Electricity exposure in the Nordic subsidiaries has been hedged with electricity forwards and fixed price physical contracts, which are designated as hedges of highly probable future electricity purchases. Hedging is focused on the estimated energy consumption for the next two-year period with some contracts extended to approximately five years. The execution of electricity hedging has been outsourced to an external broker. As at December 31, 2017 Valmet had outstanding electricity forwards amounting to 159 GWh (121 GWh) and 206 GWh (228 GWh) under fixed price purchase agreements.
To reduce its exposure to the volatility caused by the surcharge for certain metal alloys (Alloy Adjustment Factor) comprised in the price of stainless steel charged by its suppliers, Valmet has entered into average-price swap agreements for nickel. The Alloy Adjustment factor is based on monthly average-prices of its components of which nickel is the most significant. As at December 31, 2017 Valmet had outstanding average-price swap agreements for nickel amounting to 18 metric tons (0 metric tons).
The following table presenting the sensitivity analysis of the commodity prices based on financial instruments, comprises the net aggregate amount of commodities bought through forward contracts and swaps but excludes the anticipated future consumption of raw materials and electricity.

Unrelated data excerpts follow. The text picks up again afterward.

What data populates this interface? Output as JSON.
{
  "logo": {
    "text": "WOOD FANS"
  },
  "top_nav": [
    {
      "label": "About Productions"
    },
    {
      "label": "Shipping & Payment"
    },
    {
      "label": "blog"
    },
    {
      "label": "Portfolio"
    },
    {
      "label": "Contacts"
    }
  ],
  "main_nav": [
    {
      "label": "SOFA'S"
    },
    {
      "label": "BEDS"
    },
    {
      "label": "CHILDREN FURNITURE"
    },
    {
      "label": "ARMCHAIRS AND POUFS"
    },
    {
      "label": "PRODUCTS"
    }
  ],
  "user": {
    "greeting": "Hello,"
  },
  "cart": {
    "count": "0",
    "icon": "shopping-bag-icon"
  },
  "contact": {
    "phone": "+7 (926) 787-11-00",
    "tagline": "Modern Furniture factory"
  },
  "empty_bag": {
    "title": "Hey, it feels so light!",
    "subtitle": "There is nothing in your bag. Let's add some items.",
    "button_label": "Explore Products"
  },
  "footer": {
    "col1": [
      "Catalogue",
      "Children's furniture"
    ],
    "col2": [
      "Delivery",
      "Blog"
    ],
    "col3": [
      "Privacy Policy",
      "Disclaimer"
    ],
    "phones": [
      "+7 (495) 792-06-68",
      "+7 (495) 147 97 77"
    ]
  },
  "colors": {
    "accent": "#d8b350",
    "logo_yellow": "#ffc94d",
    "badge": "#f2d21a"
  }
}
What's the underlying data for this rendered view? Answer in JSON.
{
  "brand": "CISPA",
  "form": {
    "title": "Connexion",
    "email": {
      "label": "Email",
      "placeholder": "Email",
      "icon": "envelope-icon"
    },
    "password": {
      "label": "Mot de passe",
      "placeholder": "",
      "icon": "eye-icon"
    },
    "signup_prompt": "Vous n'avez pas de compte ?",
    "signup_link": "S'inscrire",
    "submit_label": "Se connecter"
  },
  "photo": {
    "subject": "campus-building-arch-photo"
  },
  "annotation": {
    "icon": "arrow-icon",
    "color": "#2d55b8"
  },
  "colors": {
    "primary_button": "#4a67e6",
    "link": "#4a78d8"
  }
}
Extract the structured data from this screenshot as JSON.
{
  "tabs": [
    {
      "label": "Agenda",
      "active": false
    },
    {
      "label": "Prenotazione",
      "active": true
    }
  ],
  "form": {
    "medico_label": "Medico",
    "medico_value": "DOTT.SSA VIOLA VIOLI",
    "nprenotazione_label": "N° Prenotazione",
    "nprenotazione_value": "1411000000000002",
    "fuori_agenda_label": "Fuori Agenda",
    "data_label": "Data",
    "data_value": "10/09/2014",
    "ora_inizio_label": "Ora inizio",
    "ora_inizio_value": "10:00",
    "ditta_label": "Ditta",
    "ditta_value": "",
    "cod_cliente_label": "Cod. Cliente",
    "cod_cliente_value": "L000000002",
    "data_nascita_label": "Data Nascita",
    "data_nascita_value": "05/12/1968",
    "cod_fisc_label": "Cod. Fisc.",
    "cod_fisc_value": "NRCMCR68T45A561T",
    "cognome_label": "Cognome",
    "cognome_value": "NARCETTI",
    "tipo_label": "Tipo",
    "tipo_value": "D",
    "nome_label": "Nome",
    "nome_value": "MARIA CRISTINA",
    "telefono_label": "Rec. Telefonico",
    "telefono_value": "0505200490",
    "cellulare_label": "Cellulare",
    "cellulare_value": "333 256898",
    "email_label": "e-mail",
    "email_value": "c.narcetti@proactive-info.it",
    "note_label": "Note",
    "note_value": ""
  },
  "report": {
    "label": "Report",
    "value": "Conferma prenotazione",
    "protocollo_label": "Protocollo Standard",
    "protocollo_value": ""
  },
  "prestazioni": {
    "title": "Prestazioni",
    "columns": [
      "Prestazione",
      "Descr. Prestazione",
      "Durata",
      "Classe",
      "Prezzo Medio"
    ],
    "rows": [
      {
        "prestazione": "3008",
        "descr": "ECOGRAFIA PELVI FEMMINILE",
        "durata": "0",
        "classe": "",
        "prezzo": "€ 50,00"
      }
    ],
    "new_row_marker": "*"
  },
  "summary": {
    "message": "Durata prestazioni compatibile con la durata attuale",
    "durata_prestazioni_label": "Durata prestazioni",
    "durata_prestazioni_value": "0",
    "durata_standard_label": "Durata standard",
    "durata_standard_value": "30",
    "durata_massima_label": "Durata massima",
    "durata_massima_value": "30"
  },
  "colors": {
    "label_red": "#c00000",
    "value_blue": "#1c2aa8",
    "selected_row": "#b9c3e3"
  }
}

A 10 percent change upwards or downwards in commodity prices would have the following effects, net of taxes:
|Electricity - effect in profit / loss||+/- 0.0||+/-0.1||+/-0.1|
|Electricity - effect in equity||+/- 0.5||+/-0.2||+/-0.2|
|Nickel - effect in profit / loss||-||+/- 0.0|
Cash flow hedge accounting has been applied for electricity forward contracts. The effective portion of derivatives is recognized in ‘Equity’ and the ineffective portion is recognized through profit or loss. Hedge accounting is not applied to nickel agreements and the change in the fair value is recorded through profit or loss.